In February, we announced our investment in Gig Wage. After some entertaining back and forth, I encouraged Craig Lewis, the founder/CEO of Gig Wage, to write up a quick story of how things unfolded, as he remembered them, and I’d post it here. I love founder stories, and origin stories, and always learn something from reflecting on them. So, in Craig’s words …
Two tech guys from Dallas walk into a bar…
Before I met Brad in person, I had known about him because he’s pretty much startup-famous from his books and from co-founding Techstars, but I didn’t know much about Foundry Group. I hadn’t even read any of his books at the time, but I knew I was interested in meeting him.
Brad and I first met at an event two years ago at UTD (University of Texas at Dallas), where he would be speaking. We met at the bar, I had my favorite go-to drink, the “Black American” (my concoction, inspired by a White Russian), and Brad was having water since he doesn’t drink.
My first impression of Brad was that he’s freaking brilliant. You can tell when someone’s done a lot and is smart from their experience. I figured, ‘this guy’s seen it all from A to Z and has probably seen it from Z to A and then back again.’ And he could have easily been not cool, but he was totally humble and down-to-earth, and we just kind of vibed. When we spoke, it didn’t seem like an investor-entrepreneur thing, just two guys from Dallas talking tech.
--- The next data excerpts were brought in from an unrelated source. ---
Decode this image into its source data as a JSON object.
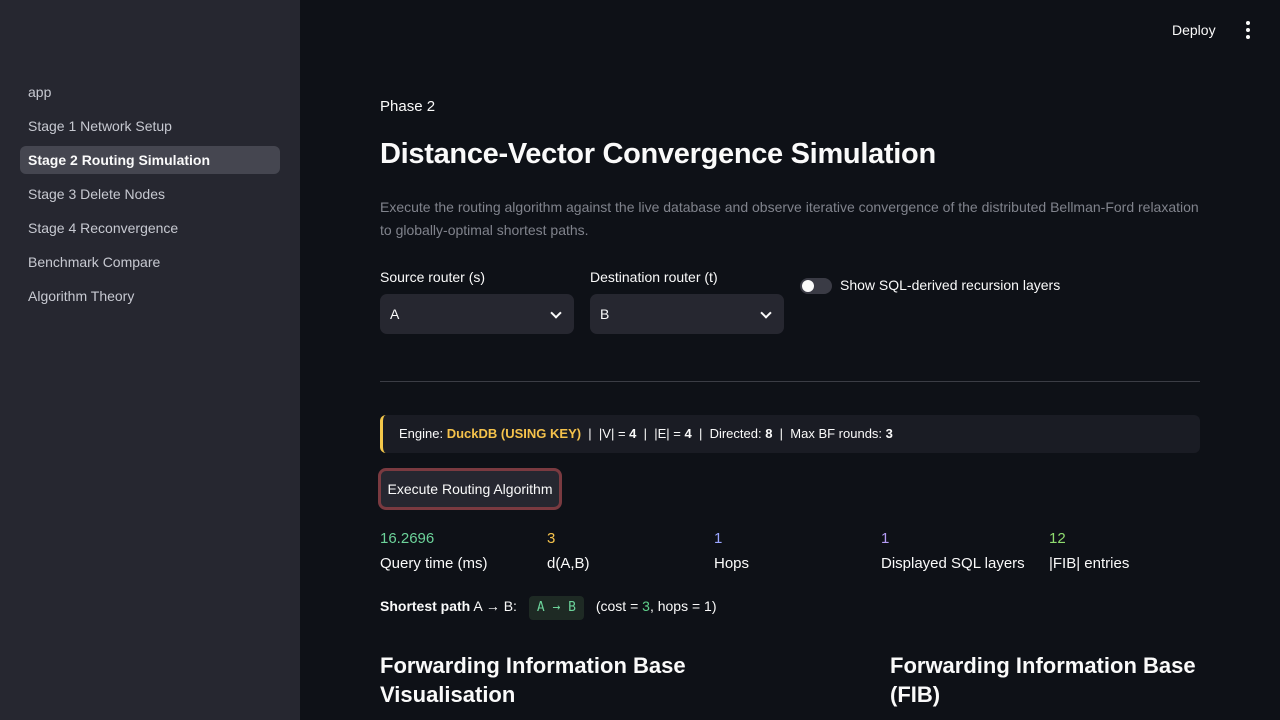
{
  "sidebar": {
    "items": [
      {
        "label": "app",
        "active": false
      },
      {
        "label": "Stage 1 Network Setup",
        "active": false
      },
      {
        "label": "Stage 2 Routing Simulation",
        "active": true
      },
      {
        "label": "Stage 3 Delete Nodes",
        "active": false
      },
      {
        "label": "Stage 4 Reconvergence",
        "active": false
      },
      {
        "label": "Benchmark Compare",
        "active": false
      },
      {
        "label": "Algorithm Theory",
        "active": false
      }
    ]
  },
  "topbar": {
    "deploy_label": "Deploy",
    "menu_icon": "kebab-menu-icon"
  },
  "main": {
    "phase": "Phase 2",
    "title": "Distance-Vector Convergence Simulation",
    "description": "Execute the routing algorithm against the live database and observe iterative convergence of the distributed Bellman-Ford relaxation to globally-optimal shortest paths.",
    "source": {
      "label": "Source router (s)",
      "value": "A"
    },
    "destination": {
      "label": "Destination router (t)",
      "value": "B"
    },
    "toggle": {
      "label": "Show SQL-derived recursion layers",
      "on": false
    },
    "info": {
      "engine_prefix": "Engine:",
      "engine": "DuckDB (USING KEY)",
      "v_label": "|V| =",
      "v_value": "4",
      "e_label": "|E| =",
      "e_value": "4",
      "directed_label": "Directed:",
      "directed_value": "8",
      "rounds_label": "Max BF rounds:",
      "rounds_value": "3",
      "accent_color": "#f3c74a"
    },
    "execute_button": "Execute Routing Algorithm",
    "metrics": [
      {
        "value": "16.2696",
        "label": "Query time (ms)",
        "color": "#6cd39a"
      },
      {
        "value": "3",
        "label": "d(A,B)",
        "color": "#f5c24b"
      },
      {
        "value": "1",
        "label": "Hops",
        "color": "#9aa6ff"
      },
      {
        "value": "1",
        "label": "Displayed SQL layers",
        "color": "#b59cf5"
      },
      {
        "value": "12",
        "label": "|FIB| entries",
        "color": "#8fdc6f"
      }
    ],
    "path": {
      "lead": "Shortest path",
      "route": "A → B:",
      "chip": "A → B",
      "cost_prefix": "(cost =",
      "cost_value": "3",
      "hops_prefix": ", hops =",
      "hops_value": "1",
      "suffix": ")"
    },
    "section_left": "Forwarding Information Base Visualisation",
    "section_right": "Forwarding Information Base (FIB)"
  }
}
Fast forward to about a year later, we had recently received an investment from Steve Case’s Rise of the Rest Revolution. Entrepreneurs who are part of his portfolio take part in a quarterly book club, where we all read a book and one entrepreneur is chosen to interview the author of the book. I happened to be able to interview Brad when we got an early look at the latest edition of his book Venture Deals. Between meeting Brad and interviewing him, he had set up a few introductions for me, which was cool of him, and when we got to the interview, it was casual, like we knew each other from around and had kind of been in touch before. We did a live webinar Q+A for all of the entrepreneurs in the book club. After getting through all my questions about his book, we ended up talking about entrepreneurship, technology, and venture capital.
That’s when I started to realize that he’s a prolific investor, and I started to understand the Foundry Group a little better, although it didn’t fully click for me until we went through Techstars and I met Jaclyn Hester. She was able to quickly get up to speed on the company we were building and my vision for Gig Wage. Funny enough, we still didn’t think we were going to do anything, but the managing director for Techstars (who I later ended up hiring) told me that Foundry Group is super legit. Eventually, we connected the dots and realized that my relationship with Brad was just organically building up to an investment from Foundry Group. As it was happening, these events just seemed like different moments, but looking back, it’s obvious that every piece of it mattered and eventually led us to where we are today.
When looking for an investment, it’s more about who wants to invest in us and what steps they take to invest in us than the other way around. We typically aren’t going around reaching out to see whose investments we can secure. What happened with Brad and the Foundry Group came down to them showing excitement for Gig Wage, not by me strategically or intentionally pursuing them by any means. I realized our goals aligned, and that’s pretty much how it happened.